We’ve got the family coming for Easter and although they’re far too polite to demand a particular menu, their eyes tend to light up when they’re presented with roast lamb. Over the years I’ve cooked it in umpteen different ways. These are some of my favourites … and I’ve thrown in a few extra Easter recipes for good measure. Now’s the time to make your shopping list …
Lemony, garlicky, herby Greek roast lamb is a real winner – generations of yiayias can’t be wrong. Marinade it overnight if you can, then roast baby new potatoes along with the meat. Years ago, it would been put it in the village bread oven while your Greek granny shamed you into going to church, but gas or electric cookers can still produce a flavours that will wow your guests.
Mechoui is a slow-roast Moroccan dish and it is utterly delicious, rubbed and basted with a spiced butter. It uses lamb shoulder, a bit cheaper than leg, and it absolutely melts in the mouth after its low, slow cooking.
Want a more traditionally British roast? How about this slow-roast shoulder with garlic and rosemary? There’s a bonus recipe in this post for spicy Shepherd’s Pie.
Don’t want to cook a joint? Try this French Navarin of Lamb. It’s so light and spring-like and it utilises lamb belly, which is still a really cheap cut. Cook it the way I describe and it won’t be the least bit fatty. Or splash out on a Herbed Rack of Lamb if you want a more premium cut.

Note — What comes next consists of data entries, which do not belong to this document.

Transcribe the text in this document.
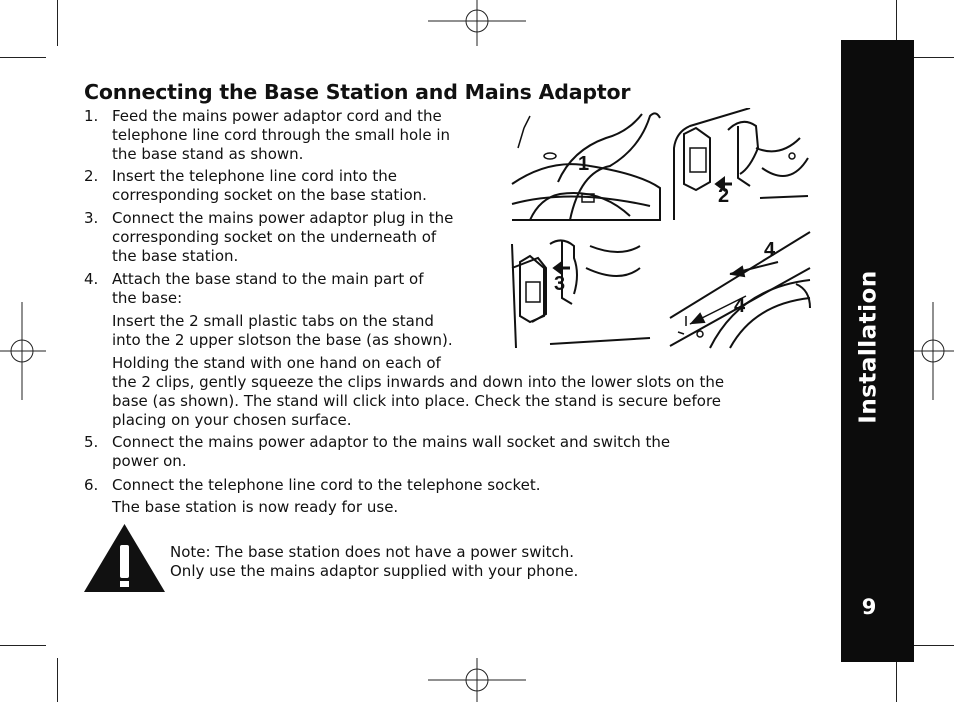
Installation
9
Connecting the Base Station and Mains Adaptor
1. Feed the mains power adaptor cord and the
telephone line cord through the small hole in
the base stand as shown.
2. Insert the telephone line cord into the
corresponding socket on the base station.
3. Connect the mains power adaptor plug in the
corresponding socket on the underneath of
the base station.
4. Attach the base stand to the main part of
the base:
Insert the 2 small plastic tabs on the stand
into the 2 upper slotson the base (as shown).
Holding the stand with one hand on each of
the 2 clips, gently squeeze the clips inwards and down into the lower slots on the
base (as shown). The stand will click into place. Check the stand is secure before
placing on your chosen surface.
5. Connect the mains power adaptor to the mains wall socket and switch the
power on.
6. Connect the telephone line cord to the telephone socket.
The base station is now ready for use.
1
2
3
4
4
Note: The base station does not have a power switch.
Only use the mains adaptor supplied with your phone.
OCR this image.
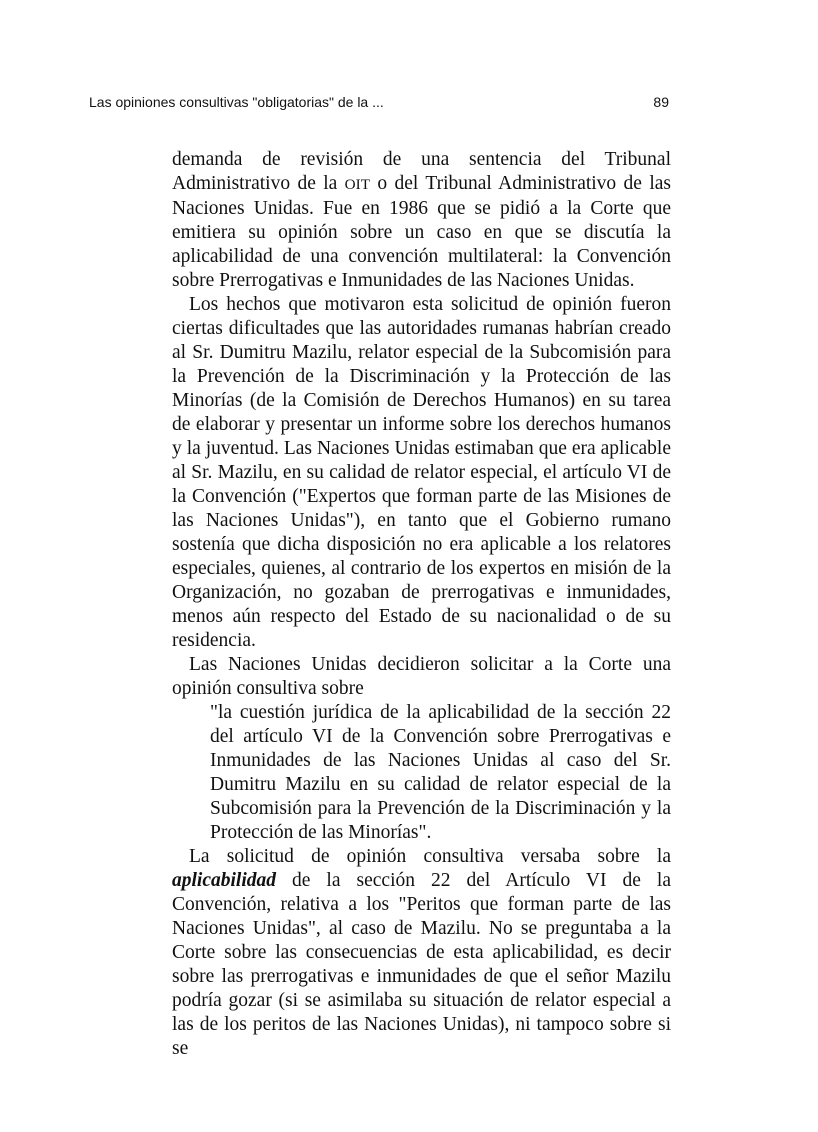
Las opiniones consultivas "obligatorias" de la ...	89

demanda de revisión de una sentencia del Tribunal Administrativo de la OIT o del Tribunal Administrativo de las Naciones Unidas. Fue en 1986 que se pidió a la Corte que emitiera su opinión sobre un caso en que se discutía la aplicabilidad de una convención multilateral: la Convención sobre Prerrogativas e Inmunidades de las Naciones Unidas.

Los hechos que motivaron esta solicitud de opinión fueron ciertas dificultades que las autoridades rumanas habrían creado al Sr. Dumitru Mazilu, relator especial de la Subcomisión para la Prevención de la Discriminación y la Protección de las Minorías (de la Comisión de Derechos Humanos) en su tarea de elaborar y presentar un informe sobre los derechos humanos y la juventud. Las Naciones Unidas estimaban que era aplicable al Sr. Mazilu, en su calidad de relator especial, el artículo VI de la Convención ("Expertos que forman parte de las Misiones de las Naciones Unidas"), en tanto que el Gobierno rumano sostenía que dicha disposición no era aplicable a los relatores especiales, quienes, al contrario de los expertos en misión de la Organización, no gozaban de prerrogativas e inmunidades, menos aún respecto del Estado de su nacionalidad o de su residencia.

Las Naciones Unidas decidieron solicitar a la Corte una opinión consultiva sobre

"la cuestión jurídica de la aplicabilidad de la sección 22 del artículo VI de la Convención sobre Prerrogativas e Inmunidades de las Naciones Unidas al caso del Sr. Dumitru Mazilu en su calidad de relator especial de la Subcomisión para la Prevención de la Discriminación y la Protección de las Minorías".

La solicitud de opinión consultiva versaba sobre la aplicabilidad de la sección 22 del Artículo VI de la Convención, relativa a los "Peritos que forman parte de las Naciones Unidas", al caso de Mazilu. No se preguntaba a la Corte sobre las consecuencias de esta aplicabilidad, es decir sobre las prerrogativas e inmunidades de que el señor Mazilu podría gozar (si se asimilaba su situación de relator especial a las de los peritos de las Naciones Unidas), ni tampoco sobre si se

Only two of you? A lamb rump is a really good cut, inexpensive, just the right size for two people and is beautifully juicy and flavourful. Have a look at my recipes for lamb with salsa verde or lamb rump with sauce soubise. If you’re cooking for one, either sauce works well with lamb chops, too.
Finally, some sweet things to keep the hunger pangs at bay … Italian Easter Flower Pot Bread is a sweet, citrusy, yeasted bread. You don’t have to make it in flower pots!
Whatever you choose to cook and however you spend your Easter, I wish you all a very happy holiday.